Au-delà de la dimension historique de ces célébrations, les experts et personnalités de divers horizons qui ont souhaité s’exprimer par écrit ou par visioconférence sur ce passé qu’ont en partage la France, le Congo, l’Afrique et plus loin la communauté francophone, ont mis en avant l’intérêt d’un débat qui ne doit pas être occulté. Sur les aspérités de la colonisation, comme sur les espérances véhiculées dans les espaces territoriaux concernés au moment où la défaite des nazis a restructuré le discours des décideurs de l’époque, la trentaine de communications proposées au colloque sont un bel hommage rendu à De Gaulle et à Brazzaville.

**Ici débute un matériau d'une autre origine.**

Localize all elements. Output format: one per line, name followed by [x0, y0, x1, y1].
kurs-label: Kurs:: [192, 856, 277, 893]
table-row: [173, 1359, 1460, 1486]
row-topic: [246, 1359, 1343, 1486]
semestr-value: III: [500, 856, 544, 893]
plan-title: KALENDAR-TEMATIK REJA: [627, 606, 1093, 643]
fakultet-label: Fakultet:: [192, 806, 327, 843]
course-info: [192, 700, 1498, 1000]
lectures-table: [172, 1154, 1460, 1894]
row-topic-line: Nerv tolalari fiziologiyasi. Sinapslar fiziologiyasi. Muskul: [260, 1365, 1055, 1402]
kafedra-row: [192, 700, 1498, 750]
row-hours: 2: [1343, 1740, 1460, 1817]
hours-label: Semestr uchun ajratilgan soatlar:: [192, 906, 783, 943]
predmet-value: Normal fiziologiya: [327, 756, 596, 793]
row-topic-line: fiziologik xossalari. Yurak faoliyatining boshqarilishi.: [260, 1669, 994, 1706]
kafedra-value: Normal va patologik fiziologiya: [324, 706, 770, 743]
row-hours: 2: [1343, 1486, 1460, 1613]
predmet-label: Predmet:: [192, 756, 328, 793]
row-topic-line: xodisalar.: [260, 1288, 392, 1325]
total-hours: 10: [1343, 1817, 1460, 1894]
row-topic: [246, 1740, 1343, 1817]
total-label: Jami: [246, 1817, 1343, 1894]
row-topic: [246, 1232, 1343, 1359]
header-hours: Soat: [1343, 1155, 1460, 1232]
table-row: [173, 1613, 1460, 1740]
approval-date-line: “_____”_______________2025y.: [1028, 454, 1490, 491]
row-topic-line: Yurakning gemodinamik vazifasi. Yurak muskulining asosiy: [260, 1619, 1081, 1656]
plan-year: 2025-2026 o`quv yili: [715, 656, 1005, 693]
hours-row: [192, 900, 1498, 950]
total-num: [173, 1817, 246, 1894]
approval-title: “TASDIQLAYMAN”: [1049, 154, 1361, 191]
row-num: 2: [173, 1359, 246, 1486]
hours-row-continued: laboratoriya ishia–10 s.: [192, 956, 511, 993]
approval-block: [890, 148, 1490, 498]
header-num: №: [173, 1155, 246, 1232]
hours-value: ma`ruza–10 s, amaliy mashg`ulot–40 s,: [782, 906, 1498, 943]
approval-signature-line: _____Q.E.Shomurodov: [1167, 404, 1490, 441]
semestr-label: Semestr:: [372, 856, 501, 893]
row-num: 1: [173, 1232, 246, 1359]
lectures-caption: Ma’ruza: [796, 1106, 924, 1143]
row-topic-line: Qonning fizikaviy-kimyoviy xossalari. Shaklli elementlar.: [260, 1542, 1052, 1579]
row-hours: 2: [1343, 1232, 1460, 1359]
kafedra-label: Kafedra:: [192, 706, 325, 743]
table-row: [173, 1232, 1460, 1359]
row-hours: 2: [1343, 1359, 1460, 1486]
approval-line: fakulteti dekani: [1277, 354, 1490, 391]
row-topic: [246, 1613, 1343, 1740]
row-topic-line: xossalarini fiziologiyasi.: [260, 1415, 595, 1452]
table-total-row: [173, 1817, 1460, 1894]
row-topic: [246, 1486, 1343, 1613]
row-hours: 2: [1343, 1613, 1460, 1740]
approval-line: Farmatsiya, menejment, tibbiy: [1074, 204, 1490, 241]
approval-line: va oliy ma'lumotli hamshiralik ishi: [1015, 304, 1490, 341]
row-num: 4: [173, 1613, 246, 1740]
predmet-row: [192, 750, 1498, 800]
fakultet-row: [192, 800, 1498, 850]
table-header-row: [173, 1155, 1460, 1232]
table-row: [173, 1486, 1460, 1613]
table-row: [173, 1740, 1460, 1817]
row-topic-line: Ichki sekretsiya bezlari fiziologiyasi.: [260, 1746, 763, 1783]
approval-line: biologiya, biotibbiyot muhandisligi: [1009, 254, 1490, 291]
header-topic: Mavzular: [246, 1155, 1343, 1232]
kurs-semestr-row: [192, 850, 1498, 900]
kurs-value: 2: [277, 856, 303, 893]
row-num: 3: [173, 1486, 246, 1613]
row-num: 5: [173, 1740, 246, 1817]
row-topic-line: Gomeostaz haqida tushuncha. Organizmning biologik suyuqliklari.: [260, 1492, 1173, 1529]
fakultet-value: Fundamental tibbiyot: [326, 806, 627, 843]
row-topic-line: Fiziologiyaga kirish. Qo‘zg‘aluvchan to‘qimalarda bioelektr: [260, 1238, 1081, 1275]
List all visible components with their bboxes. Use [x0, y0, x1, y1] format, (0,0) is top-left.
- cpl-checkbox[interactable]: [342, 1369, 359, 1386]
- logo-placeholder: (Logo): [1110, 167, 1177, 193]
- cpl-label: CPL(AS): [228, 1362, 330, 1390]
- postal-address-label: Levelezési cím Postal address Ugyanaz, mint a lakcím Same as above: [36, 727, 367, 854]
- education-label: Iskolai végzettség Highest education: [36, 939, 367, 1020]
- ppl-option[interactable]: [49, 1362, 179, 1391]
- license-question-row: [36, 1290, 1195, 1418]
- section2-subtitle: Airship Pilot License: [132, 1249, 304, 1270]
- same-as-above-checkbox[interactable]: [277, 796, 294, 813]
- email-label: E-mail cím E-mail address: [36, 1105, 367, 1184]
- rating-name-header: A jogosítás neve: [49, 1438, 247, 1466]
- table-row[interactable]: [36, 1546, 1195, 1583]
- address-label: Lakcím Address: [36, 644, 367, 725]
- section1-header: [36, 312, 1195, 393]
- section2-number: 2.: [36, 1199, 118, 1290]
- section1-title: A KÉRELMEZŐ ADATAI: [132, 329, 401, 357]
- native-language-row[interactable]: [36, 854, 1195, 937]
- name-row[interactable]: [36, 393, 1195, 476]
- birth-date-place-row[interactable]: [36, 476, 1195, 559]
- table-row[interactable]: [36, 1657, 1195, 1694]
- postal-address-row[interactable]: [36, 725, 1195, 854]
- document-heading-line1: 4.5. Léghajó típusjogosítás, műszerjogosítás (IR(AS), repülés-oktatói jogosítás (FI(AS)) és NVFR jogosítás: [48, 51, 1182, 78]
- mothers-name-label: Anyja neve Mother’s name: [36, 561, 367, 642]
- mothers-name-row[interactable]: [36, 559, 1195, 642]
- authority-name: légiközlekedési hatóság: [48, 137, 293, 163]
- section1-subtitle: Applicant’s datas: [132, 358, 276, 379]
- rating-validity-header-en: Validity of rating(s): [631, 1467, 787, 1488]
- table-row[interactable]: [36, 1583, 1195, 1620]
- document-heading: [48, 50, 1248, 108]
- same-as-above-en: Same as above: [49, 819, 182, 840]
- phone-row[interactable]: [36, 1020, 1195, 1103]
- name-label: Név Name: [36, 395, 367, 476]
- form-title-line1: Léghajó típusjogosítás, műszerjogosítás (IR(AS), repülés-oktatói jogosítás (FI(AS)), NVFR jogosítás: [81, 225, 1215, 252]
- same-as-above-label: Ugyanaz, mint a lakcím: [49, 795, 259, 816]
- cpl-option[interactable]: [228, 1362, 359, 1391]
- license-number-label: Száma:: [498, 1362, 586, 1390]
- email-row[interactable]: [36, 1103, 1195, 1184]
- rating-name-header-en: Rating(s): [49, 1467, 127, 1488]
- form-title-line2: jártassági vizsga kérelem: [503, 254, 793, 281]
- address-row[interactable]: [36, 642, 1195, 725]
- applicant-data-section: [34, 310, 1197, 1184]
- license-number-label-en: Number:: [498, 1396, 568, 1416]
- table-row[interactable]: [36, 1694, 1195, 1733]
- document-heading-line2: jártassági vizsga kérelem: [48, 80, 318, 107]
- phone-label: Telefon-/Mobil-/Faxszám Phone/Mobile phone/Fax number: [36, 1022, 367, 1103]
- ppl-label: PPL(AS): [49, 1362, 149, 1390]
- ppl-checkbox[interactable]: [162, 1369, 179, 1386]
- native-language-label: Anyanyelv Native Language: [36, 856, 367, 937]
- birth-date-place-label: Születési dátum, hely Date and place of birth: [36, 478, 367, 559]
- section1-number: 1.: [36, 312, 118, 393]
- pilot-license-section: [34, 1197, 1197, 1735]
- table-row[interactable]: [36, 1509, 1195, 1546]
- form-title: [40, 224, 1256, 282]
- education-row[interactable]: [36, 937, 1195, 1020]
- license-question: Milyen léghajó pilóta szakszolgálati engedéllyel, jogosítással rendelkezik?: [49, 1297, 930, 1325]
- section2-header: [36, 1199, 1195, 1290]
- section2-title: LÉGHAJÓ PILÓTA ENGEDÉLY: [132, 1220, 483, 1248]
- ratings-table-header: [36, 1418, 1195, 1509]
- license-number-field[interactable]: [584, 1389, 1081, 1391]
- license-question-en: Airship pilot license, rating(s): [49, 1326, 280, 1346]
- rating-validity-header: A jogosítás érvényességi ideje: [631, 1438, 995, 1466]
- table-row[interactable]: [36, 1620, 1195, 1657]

Du Canada à la France, du Congo Brazzaville au Congo Kinshasa comme on aime nommer les deux pays « voisinés » par leurs capitales pour les distinguer, en passant par le Tchad, la Centrafrique et le Cameroun, il y a lieu de considérer les retrouvailles de la capitale congolaise, les 27 et 28 octobre, dans la dimension qui leur va bien : celle qui indique qu’il y aura toujours à dire entre la France et les pays africains qui constituèrent naguère avec elle, une communauté d’intérêts marquée par tant d’appréhensions, et n’ayant jamais, au moins jusqu’à ce jour, déclaré ne plus être en mesure de dialoguer.

Autant fonder la certitude qu’au sortir de ce rendez-vous que Brazzaville s’est donnée le temps d’organiser en partenariat avec Paris, la Fondation Charles de Gaulle et l’Afrique représentée, l’histoire entre partenaires ne cessera jamais de s’écrire. L’avenir de leurs relations en dépend.